Framework for Integrating Machine Learning Methods for Path-Aware Source Routing
Anees Al-Najjar, Domingos Paraiso, Mariam Kiran, Cristina Dominicini, Everson Borges, Rafael Guimaraes, Magnos Martinello, Harvey Newman
TL;DR
The paper addresses the challenge of scalable, congestion-aware TE by integrating an AI-driven optimizer (Hecate) with a path-aware routing engine (PolKA) in an SDN context. It formalizes TE as a constrained optimization problem and demonstrates a data-driven framework where telemetry informs QoS predictions to select optimal SR paths. The work validates the approach in an emulated P4/testbed setting using a wireless QoS dataset, revealing that Random Forest Regression yields strong bandwidth predictions that feed PolKA decisions, and showcasing agile path migration and load balancing. This framework advances practical self-driving networks by translating ML-driven insights into real-time SR-based routing decisions with a telemetry backbone and emulated testbed support.
Abstract
Since the advent of software-defined networking (SDN), Traffic Engineering (TE) has been highlighted as one of the key applications that can be achieved through software-controlled protocols (e.g. PCEP and MPLS). Being one of the most complex challenges in networking, TE problems involve difficult decisions such as allocating flows, either via splitting them among multiple paths or by using a reservation system, to minimize congestion. However, creating an optimized solution is cumbersome and difficult as traffic patterns vary and change with network scale, capacity, and demand.
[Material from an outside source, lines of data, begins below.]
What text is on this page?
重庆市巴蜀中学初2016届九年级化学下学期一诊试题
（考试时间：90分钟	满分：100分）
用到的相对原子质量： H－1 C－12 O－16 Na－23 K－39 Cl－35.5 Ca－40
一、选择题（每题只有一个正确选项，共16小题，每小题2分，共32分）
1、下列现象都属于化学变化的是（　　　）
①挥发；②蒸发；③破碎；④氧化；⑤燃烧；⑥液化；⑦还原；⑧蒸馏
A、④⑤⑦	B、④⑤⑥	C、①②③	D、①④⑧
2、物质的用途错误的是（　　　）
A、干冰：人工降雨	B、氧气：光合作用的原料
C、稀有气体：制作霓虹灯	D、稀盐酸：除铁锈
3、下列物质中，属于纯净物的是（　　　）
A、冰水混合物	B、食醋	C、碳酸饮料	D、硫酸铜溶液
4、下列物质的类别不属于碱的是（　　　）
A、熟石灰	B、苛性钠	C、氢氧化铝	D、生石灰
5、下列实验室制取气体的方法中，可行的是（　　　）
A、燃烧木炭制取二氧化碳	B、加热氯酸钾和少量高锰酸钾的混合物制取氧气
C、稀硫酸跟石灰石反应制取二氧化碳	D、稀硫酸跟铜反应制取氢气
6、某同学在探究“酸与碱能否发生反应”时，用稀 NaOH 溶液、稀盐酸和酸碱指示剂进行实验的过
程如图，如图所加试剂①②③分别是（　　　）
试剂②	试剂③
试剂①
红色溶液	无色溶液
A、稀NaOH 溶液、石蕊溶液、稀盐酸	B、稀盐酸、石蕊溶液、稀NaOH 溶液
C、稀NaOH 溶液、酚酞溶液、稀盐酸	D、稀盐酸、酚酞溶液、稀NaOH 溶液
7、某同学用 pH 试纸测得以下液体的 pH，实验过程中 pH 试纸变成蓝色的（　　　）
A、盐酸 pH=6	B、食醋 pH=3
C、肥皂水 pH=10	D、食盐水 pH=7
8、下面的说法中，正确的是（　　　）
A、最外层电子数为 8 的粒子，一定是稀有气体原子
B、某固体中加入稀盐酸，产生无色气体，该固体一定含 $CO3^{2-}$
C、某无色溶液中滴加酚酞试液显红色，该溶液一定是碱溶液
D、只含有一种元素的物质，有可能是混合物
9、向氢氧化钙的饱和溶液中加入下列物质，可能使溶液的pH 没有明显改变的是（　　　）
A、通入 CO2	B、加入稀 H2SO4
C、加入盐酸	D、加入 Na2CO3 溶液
AI methods can help alleviate this by finding optimized TE solutions for the best network performance. SDN-based TE tools such as Teal, Hecate and more, use classification techniques or deep reinforcement learning to find optimal network TE solutions that are demonstrated in simulation. Routing control conducted via source routing tools, e.g., PolKA, can help dynamically divert network flows. In this paper, we propose a novel framework that leverages Hecate to practically demonstrate TE on a real network, collaborating with PolKA, a source routing tool. With real-time traffic statistics, Hecate uses this data to compute optimal paths that are then communicated to PolKA to allocate flows. Several contributions are made to show a practical implementation of how this framework is tested using an emulated ecosystem mimicking a real P4 testbed scenario. This work proves valuable for truly engineered self-driving networks helping translate theory to practice.